The Met's Contact Center (MetCC) received 3,540,185 Hoax 101 and 999 calls from January 1 to December 1 of this year, with more than half from callers who needed immediate assistance.
The calls included a person telling operators to remember to take a shower, I can smell you from my house, and a person who rang four times in one night to have a chat.
The Metropolitan Police Contact Center (MetCC), which operates from three different call centers across London, received 3,540,185 Hoax 101 and 999 calls from January 1st to December 1st this year. (Picture from a picture agency)
Inquiries also included services for persistent break-ins, violent crime, murder scenes, and chicken nuggets.
As part of those repeated callers, the MetCC, which operates from three different call centers across London, has also received calls from people suffering from mental health problems like dementia and psychiatric disorders like schizophrenia – some of whom have called up to 15 times a day .
The MetCC's 1,710 staff are available 24/7 to assist the service officials and staff and are a point of contact for Londoners in dire need.
However, the police are now appealing to the public to “act responsibly” when using the lines, as “a situation could develop that is worsening by the minute”.
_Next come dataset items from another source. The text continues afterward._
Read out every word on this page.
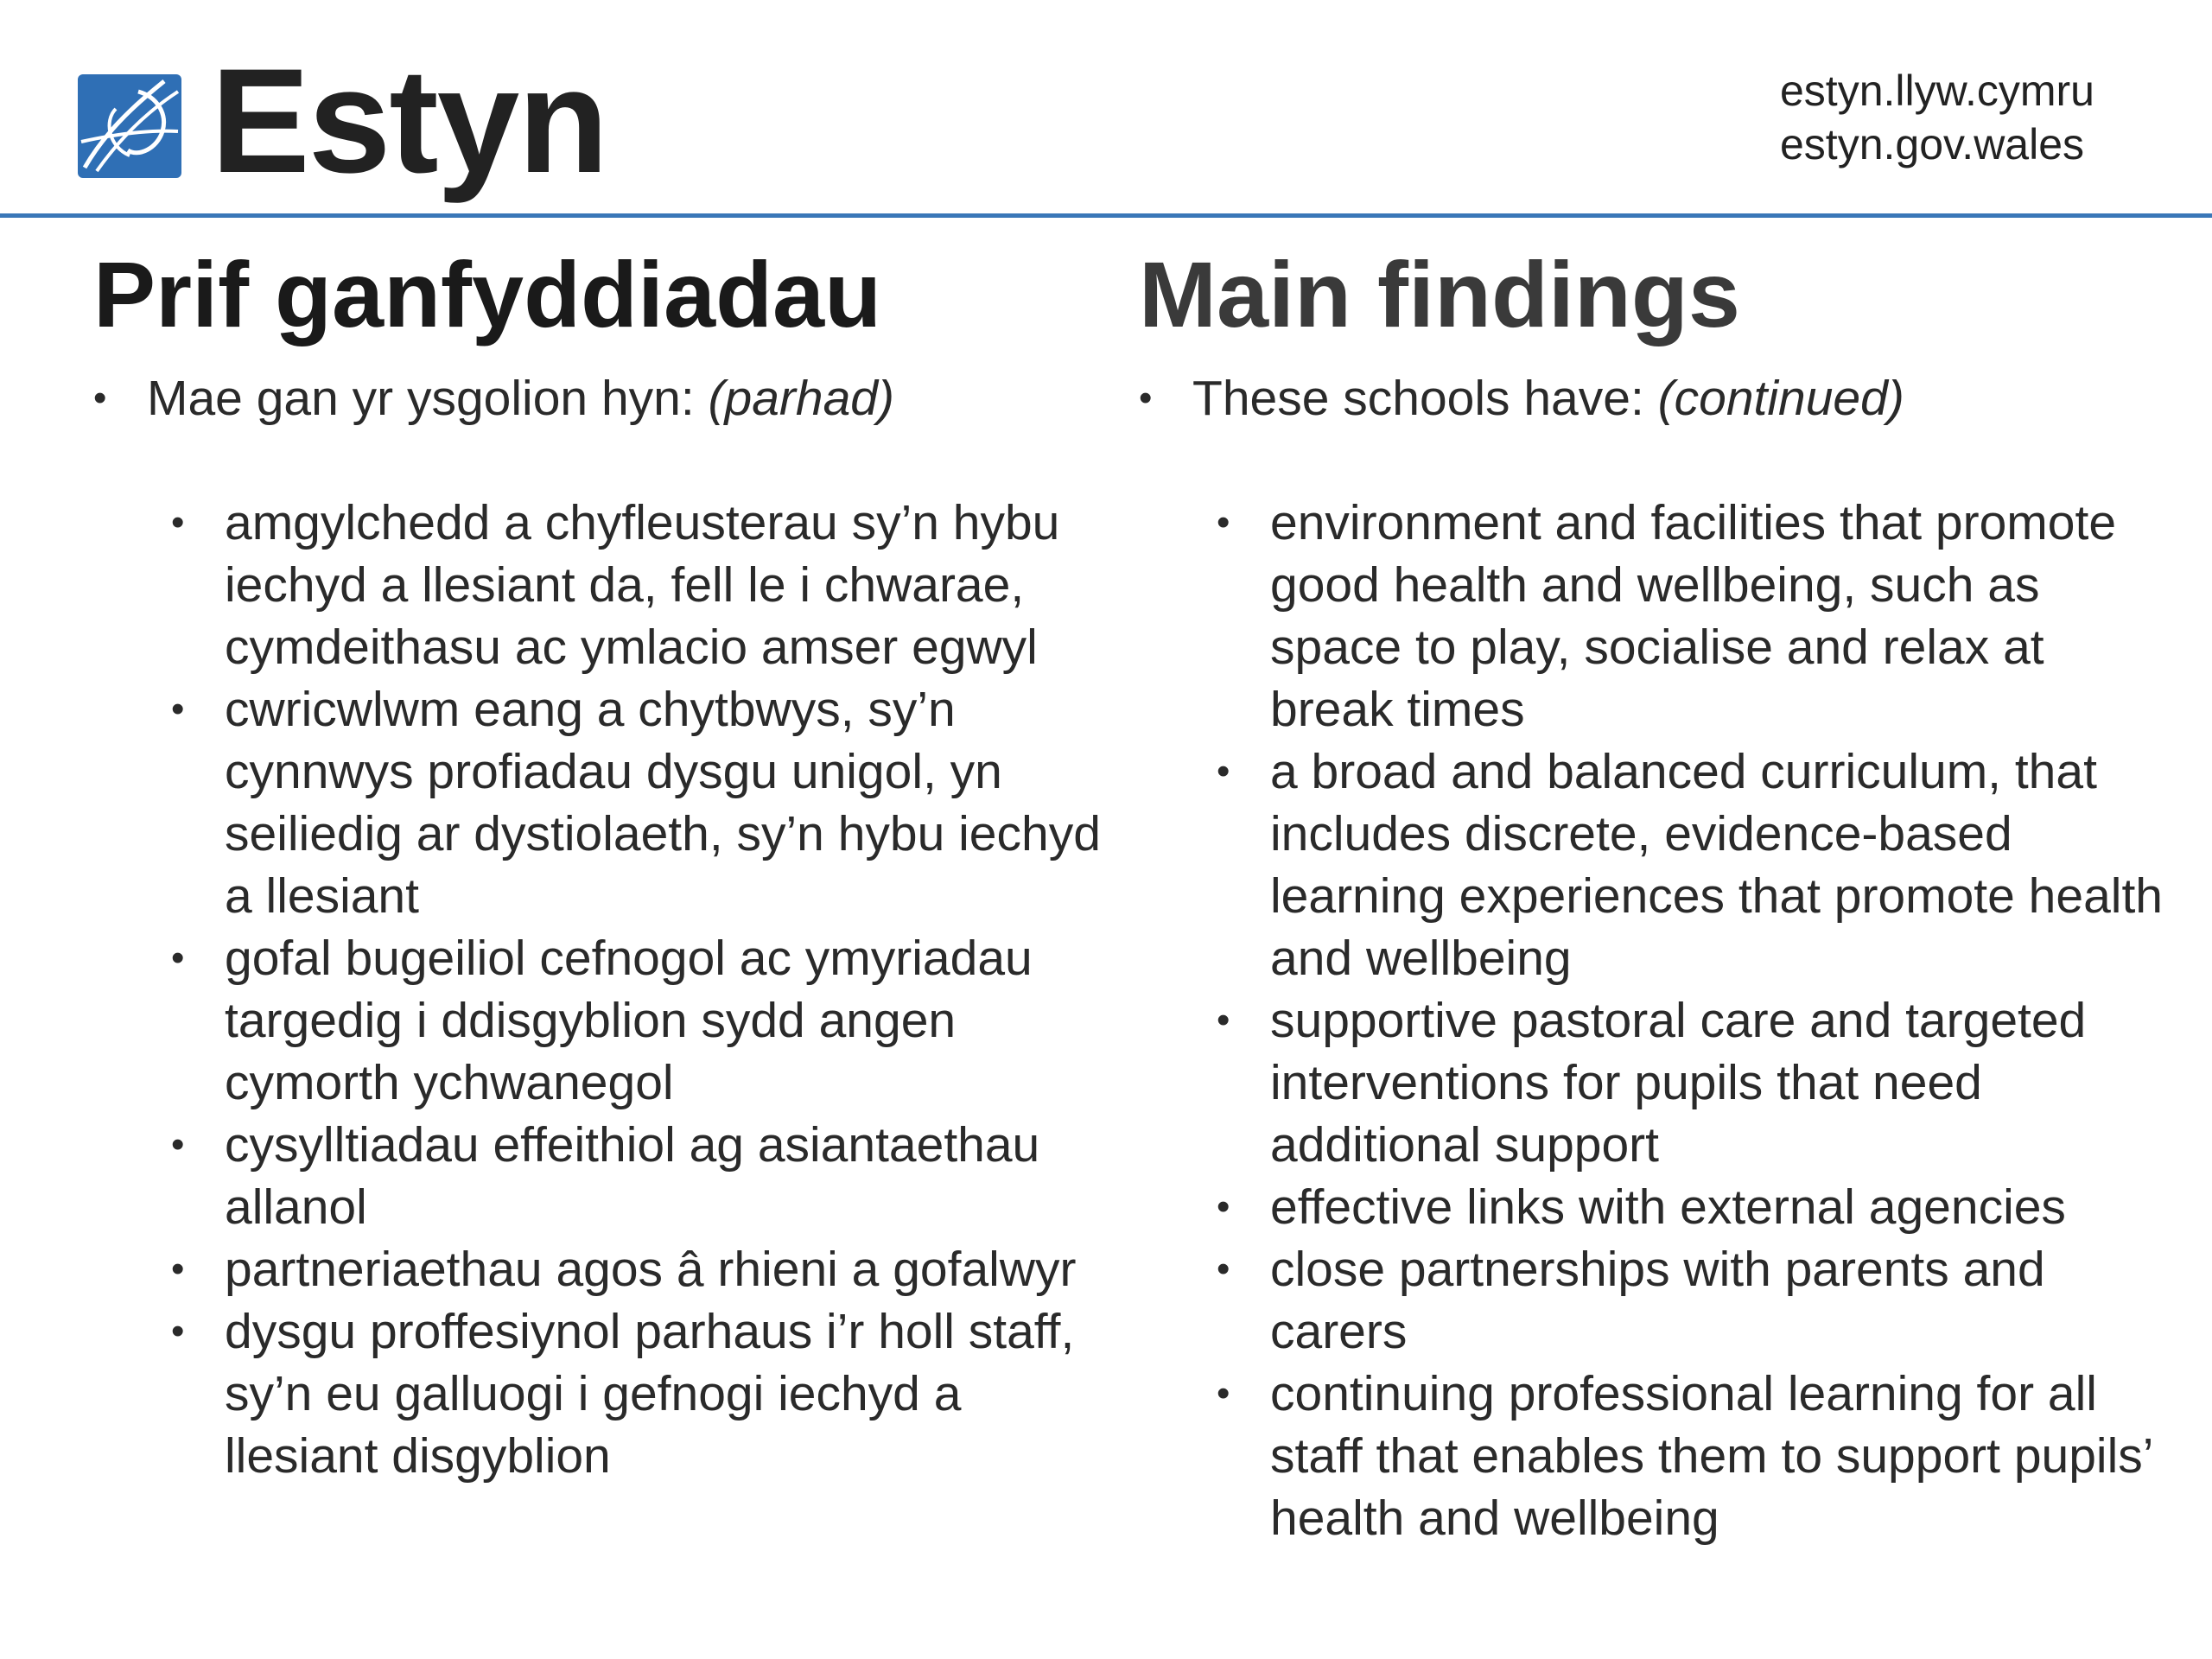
Estyn	estyn.llyw.cymru
estyn.gov.wales
Prif ganfyddiadau
• Mae gan yr ysgolion hyn: (parhad)
• amgylchedd a chyfleusterau sy’n hybu iechyd a llesiant da, fell le i chwarae, cymdeithasu ac ymlacio amser egwyl
• cwricwlwm eang a chytbwys, sy’n cynnwys profiadau dysgu unigol, yn seiliedig ar dystiolaeth, sy’n hybu iechyd a llesiant
• gofal bugeiliol cefnogol ac ymyriadau targedig i ddisgyblion sydd angen cymorth ychwanegol
• cysylltiadau effeithiol ag asiantaethau allanol
• partneriaethau agos â rhieni a gofalwyr
• dysgu proffesiynol parhaus i’r holl staff, sy’n eu galluogi i gefnogi iechyd a llesiant disgyblion
Main findings
• These schools have: (continued)
• environment and facilities that promote good health and wellbeing, such as space to play, socialise and relax at break times
• a broad and balanced curriculum, that includes discrete, evidence-based learning experiences that promote health and wellbeing
• supportive pastoral care and targeted interventions for pupils that need additional support
• effective links with external agencies
• close partnerships with parents and carers
• continuing professional learning for all staff that enables them to support pupils’ health and wellbeing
Chief Superintendent David Jackson, Head of Contact, Command and Control at the Met, said, “The Met Contact Center staff must operate at a high level of technology, be constantly pressed for time, and handle calls that are often a life and death issue.
The calls included services for ongoing break-in, violent crime, murder scenes and chicken nuggets. (Picture from a picture agency)
& # 39; It is really disappointing that a minority of people have chosen to call the service a prank.
“We appeal to the public to act responsibly when using the lines. A situation can arise that will worsen by the minute. In these cases, the valuable time and skills of our operators are critical.
"We reserve the right to prosecute disruptive callers under either the laws of Malicious Communications or the s127 Communications Act (abuse 999)."